Je prends un autre jeton à la caisse et je retourne au téléphone. Cette fois c’est le Vieux que je sonne.

— Quoi de neuf, San-Antonio ? Vous ne vous êtes livré à aucune initiative fâcheuse, j’espère ?

— Écoutez-moi, tonnerre de m… ! je hurle. D’une seconde à l’autre on va assassiner le président de la République et le ministre des Affaires étrangères russe.

— Si c’est une plaisanterie, San-Antonio…

— Le drame a peut-être eu lieu à la seconde où je vous parle, Patron. Il faut donner immédiatement des ordres pour qu’on arrête en pleine réception le secrétaire du consulat, lequel représente le consul à la soirée. C’est lui qui doit perpétrer ce vilain coup. Que l’arrestation ait lieu tout de suite, vous m’entendez ? Tout de suite. Et en souplesse !

Je raccroche, épuisé, ruisselant de sueur.

— T’en as une mine, mon pote ! remarque mon « confrère » chauffeur. T’as mangé des moules pas fraîches ou quoi ?

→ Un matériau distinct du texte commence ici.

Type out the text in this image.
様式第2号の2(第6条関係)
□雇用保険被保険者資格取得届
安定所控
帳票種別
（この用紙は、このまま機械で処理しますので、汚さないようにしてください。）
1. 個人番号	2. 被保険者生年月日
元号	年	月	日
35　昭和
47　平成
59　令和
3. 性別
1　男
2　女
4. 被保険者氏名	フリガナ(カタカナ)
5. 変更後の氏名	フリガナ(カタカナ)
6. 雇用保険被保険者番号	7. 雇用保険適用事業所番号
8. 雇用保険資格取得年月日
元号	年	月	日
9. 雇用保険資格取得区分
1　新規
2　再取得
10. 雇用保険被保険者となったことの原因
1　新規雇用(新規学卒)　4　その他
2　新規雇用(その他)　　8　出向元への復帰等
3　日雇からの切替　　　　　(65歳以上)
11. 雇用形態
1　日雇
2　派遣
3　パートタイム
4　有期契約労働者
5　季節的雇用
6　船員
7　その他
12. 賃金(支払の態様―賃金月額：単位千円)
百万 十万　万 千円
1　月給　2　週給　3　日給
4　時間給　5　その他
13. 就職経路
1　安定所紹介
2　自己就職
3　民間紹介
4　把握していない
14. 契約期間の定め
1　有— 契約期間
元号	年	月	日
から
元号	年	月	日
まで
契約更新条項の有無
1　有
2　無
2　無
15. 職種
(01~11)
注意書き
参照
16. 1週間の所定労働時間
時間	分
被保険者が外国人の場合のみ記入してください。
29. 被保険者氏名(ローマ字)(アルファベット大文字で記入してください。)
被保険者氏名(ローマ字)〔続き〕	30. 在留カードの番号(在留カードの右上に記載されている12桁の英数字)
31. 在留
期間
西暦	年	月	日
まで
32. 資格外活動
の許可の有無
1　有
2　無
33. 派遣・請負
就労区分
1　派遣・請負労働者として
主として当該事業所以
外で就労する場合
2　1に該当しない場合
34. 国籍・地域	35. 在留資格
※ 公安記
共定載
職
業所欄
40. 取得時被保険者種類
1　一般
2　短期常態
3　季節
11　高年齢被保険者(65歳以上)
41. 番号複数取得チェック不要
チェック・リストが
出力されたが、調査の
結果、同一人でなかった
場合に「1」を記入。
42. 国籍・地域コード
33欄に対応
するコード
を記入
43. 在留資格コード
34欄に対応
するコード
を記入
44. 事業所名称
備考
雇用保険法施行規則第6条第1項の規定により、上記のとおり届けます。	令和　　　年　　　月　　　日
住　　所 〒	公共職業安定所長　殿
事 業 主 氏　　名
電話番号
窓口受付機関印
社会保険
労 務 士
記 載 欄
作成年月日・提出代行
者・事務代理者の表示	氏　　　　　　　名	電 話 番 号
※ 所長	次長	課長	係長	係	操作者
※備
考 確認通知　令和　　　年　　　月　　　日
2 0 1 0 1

— Servez-moi un scotch ! enjoins-je au garçon. Dans un grand verre, c’est pour un malade !

Une demi-heure plus tard, me voilà dans le poste de garde de l’Élysée. Croyez-moi si vous voudrez, comme proclame Béru, mais le Vieux s’y trouve aussi. Parfaitement, le Tondu s’est déplacé pour la circonstance, vu la gravité du cas. Tiens : il sait donc qu’il existe des rues, des arbres, d’autres gens que des poulets au garde-à-vous !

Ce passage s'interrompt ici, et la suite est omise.